The Third National Climate Assessment, published in May by the US Global Change Research
Program, affirmed that extreme weather events such as Superstorm Sandy in 2012 are already on the
increase due to climate change. While scientists are cautious about attributing single weather
events to climate change, a 2013 report by the National Oceanic and Atmospheric Administration
(NOAA) concluded, “climate-change related increases in sea level have nearly doubled today’s annual
probability of a Sandy-level flood recurrence as compared to 1950.”
Northeastern US, which bore much of the brunt of Sandy's devastation, is therefore more likely to
experience an increase in extreme weather events in the form of hurricanes; as as the effects of
Sandy indicated, the infrastructure of most if not all of the states in the path of hurricanes is
unprepared to deal with such events. The way in which electrical power is distributed—through
centralized grids—makes the region far more vulnerable to massive power outages.
Jersey alone, more than two million households lost power during Sandy, many of them for extended
periods of time. Recognizing that centralized grids are insufficient for dealing with such extreme
weather events, the state announced recently
that it has taken steps to establish the nation's first Energy Resilience Bank (ERB).
“Utilizing $200 million through New Jersey’s second Community Development Block Grant-Disaster
Recovery (CDBG-DR) allocation, the ERB will support the development of distributed energy resources
at critical facilities throughout the state,” a press release stated.
The ERB will provide
funding in the forms of low-interest loans and grants “to critical facilities that offer the
greatest resilience benefits for the State.” The first priority of the ERB will be providing
distributed energy solutions to water and wastewater treatment plants.
Due to power
outages in water and wastewater treatment plants during the storm, millions of gallons of raw
sewage were dumped directly into the state's waterways.

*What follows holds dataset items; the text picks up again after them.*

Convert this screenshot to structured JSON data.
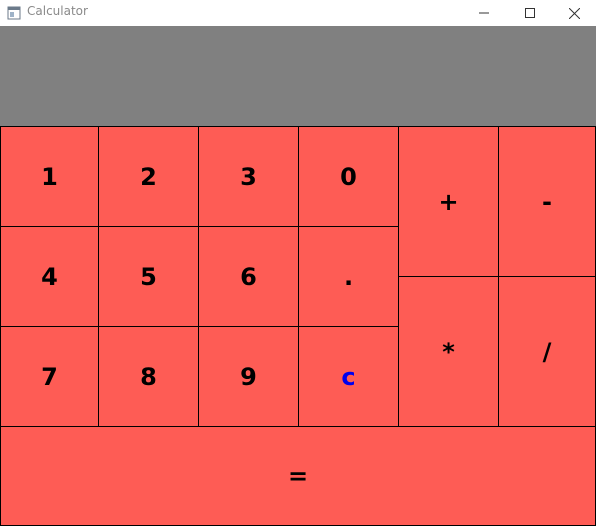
{
  "window": {
    "title": "Calculator",
    "icon": "app-window-icon",
    "controls": [
      "minimize-icon",
      "maximize-icon",
      "close-icon"
    ]
  },
  "display": {
    "value": ""
  },
  "keys": {
    "k1": "1",
    "k2": "2",
    "k3": "3",
    "k0": "0",
    "k4": "4",
    "k5": "5",
    "k6": "6",
    "kdot": ".",
    "k7": "7",
    "k8": "8",
    "k9": "9",
    "kc": "c",
    "kplus": "+",
    "kminus": "-",
    "kmul": "*",
    "kdiv": "/",
    "keq": "="
  },
  "colors": {
    "key_background": "#fe5c55",
    "display_background": "#808080",
    "clear_text": "#0000ee",
    "key_text": "#000000"
  }
}
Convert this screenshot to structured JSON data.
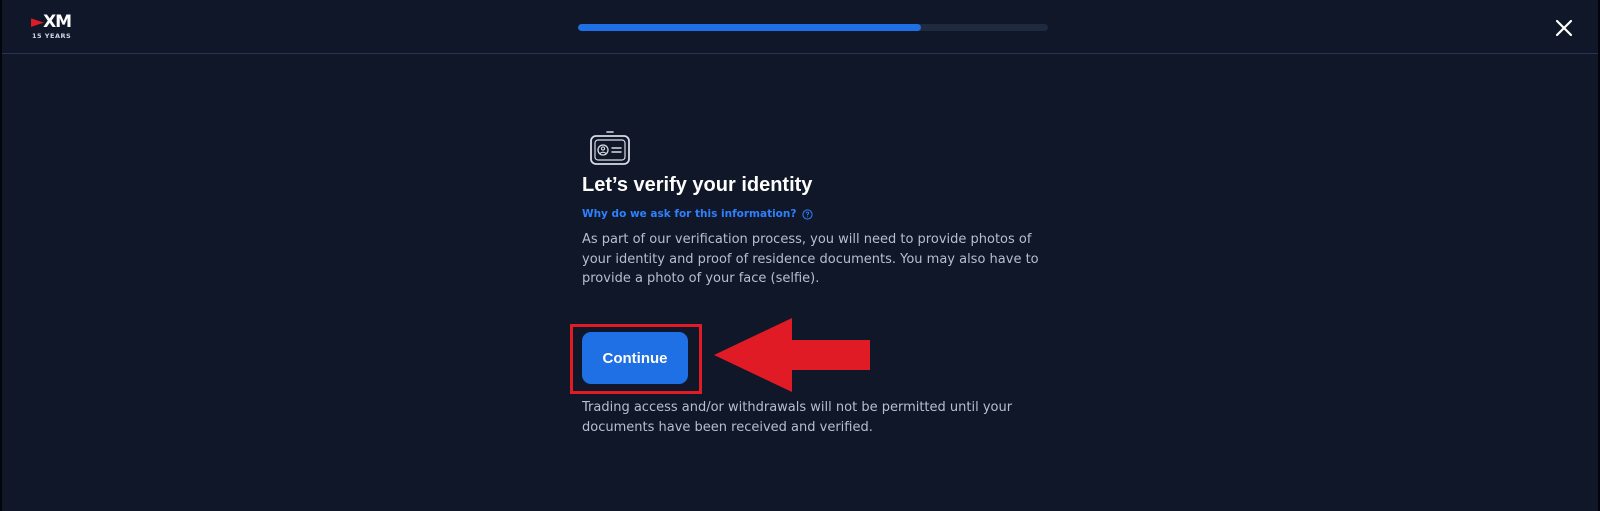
{
  "header": {
    "logo_text": "XM",
    "logo_sub": "15 YEARS",
    "progress_fraction": 0.73,
    "accent_color": "#1f6fe5"
  },
  "icons": {
    "close": "close-icon",
    "id_card": "id-card-icon",
    "help": "question-circle-icon",
    "annotation_arrow": "left-arrow-annotation"
  },
  "main": {
    "title": "Let’s verify your identity",
    "why_link": "Why do we ask for this information?",
    "description": "As part of our verification process, you will need to provide photos of your identity and proof of residence documents. You may also have to provide a photo of your face (selfie).",
    "continue_label": "Continue",
    "note": "Trading access and/or withdrawals will not be permitted until your documents have been received and verified."
  },
  "annotation": {
    "highlight_color": "#e11b26"
  }
}
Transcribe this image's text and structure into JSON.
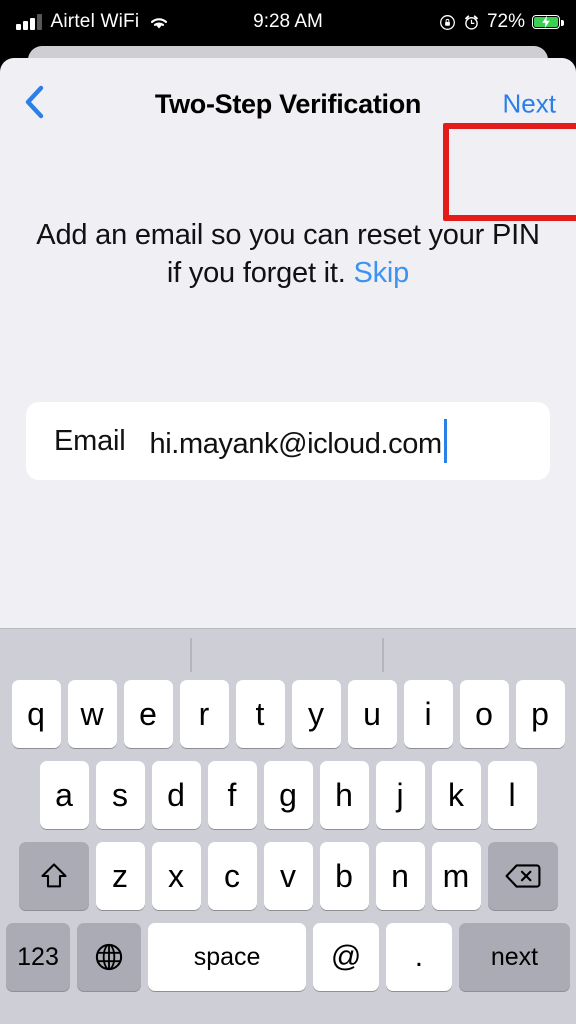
{
  "status_bar": {
    "carrier": "Airtel WiFi",
    "time": "9:28 AM",
    "battery_percent": "72%",
    "icons": {
      "signal": "signal-bars-icon",
      "wifi": "wifi-icon",
      "rotation_lock": "rotation-lock-icon",
      "alarm": "alarm-clock-icon",
      "battery": "battery-charging-icon"
    }
  },
  "nav": {
    "back_icon": "chevron-left-icon",
    "title": "Two-Step Verification",
    "next_label": "Next"
  },
  "annotation": {
    "color": "#e41b1b",
    "target": "next-button"
  },
  "content": {
    "description": "Add an email so you can reset your ",
    "description_line2": "PIN if you forget it. ",
    "skip_label": "Skip",
    "email_label": "Email",
    "email_value": "hi.mayank@icloud.com",
    "email_placeholder": "Email"
  },
  "keyboard": {
    "suggestions": [
      "",
      "",
      ""
    ],
    "row1": [
      "q",
      "w",
      "e",
      "r",
      "t",
      "y",
      "u",
      "i",
      "o",
      "p"
    ],
    "row2": [
      "a",
      "s",
      "d",
      "f",
      "g",
      "h",
      "j",
      "k",
      "l"
    ],
    "row3": [
      "z",
      "x",
      "c",
      "v",
      "b",
      "n",
      "m"
    ],
    "shift_icon": "shift-arrow-icon",
    "backspace_icon": "backspace-delete-icon",
    "numbers_label": "123",
    "globe_icon": "globe-icon",
    "space_label": "space",
    "at_label": "@",
    "dot_label": ".",
    "return_label": "next"
  },
  "colors": {
    "accent_blue": "#2a7fe8",
    "link_blue": "#3b93f2",
    "screen_bg": "#f0eff4",
    "keyboard_bg": "#cdced6",
    "annotation_red": "#e41b1b",
    "battery_green": "#3ad152"
  }
}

“Distributed energy resources,
including combined heat and power (CHP), fuel cells (FC) and off-grid solar inverters with battery
storage, allowed some critical facilities, such as hospitals, wastewater treatment plants and
universities, to remain operational while the electric grid was down,” the state reported. “The
launch of the ERB will enable many more such facilities to remain operational during future
outages. In addition to providing resilience, the benefits of distributed energy resources also
include lower and stable energy costs, a cleaner environment through reduced emissions, and
increased overall efficiency.”
“New Jersey has created a model to finance resilient power
projects, to protect against power outages during severe weather events,” Lewis Milford, President
of Clean Energy Group (CEG), wrote. “The ERB is an important way for states to finance
projects like solar with energy storage in food banks, fire stations, wastewater treatment plants,
and schools. This is a model that other states should track and evaluate for possible replication.”

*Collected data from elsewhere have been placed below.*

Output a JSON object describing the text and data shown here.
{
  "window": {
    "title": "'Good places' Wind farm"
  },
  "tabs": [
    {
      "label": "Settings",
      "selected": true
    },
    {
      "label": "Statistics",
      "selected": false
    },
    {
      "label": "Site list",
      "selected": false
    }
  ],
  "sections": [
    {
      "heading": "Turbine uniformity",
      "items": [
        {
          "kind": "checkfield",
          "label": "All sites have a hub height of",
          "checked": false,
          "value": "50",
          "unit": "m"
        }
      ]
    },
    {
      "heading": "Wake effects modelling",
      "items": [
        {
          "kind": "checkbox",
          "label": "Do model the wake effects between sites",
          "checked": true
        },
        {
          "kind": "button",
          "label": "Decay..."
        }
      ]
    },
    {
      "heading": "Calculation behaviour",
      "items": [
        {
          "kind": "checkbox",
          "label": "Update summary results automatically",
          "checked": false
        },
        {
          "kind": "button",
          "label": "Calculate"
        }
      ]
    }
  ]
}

Milford also noted that in addition to low-interest loans and grants, the ERB “can also
provide credit enhancement for bond issuances and other private financing participations.” Such
participations seem to fit the community investment strategies of sustainable investors. In 2012,
in the aftermath of Sandy, Community
Capital Management (CCM), a Florida-based fixed income investment manager, invested $100
million in disaster recovery and redevelopment projects in the Northeast.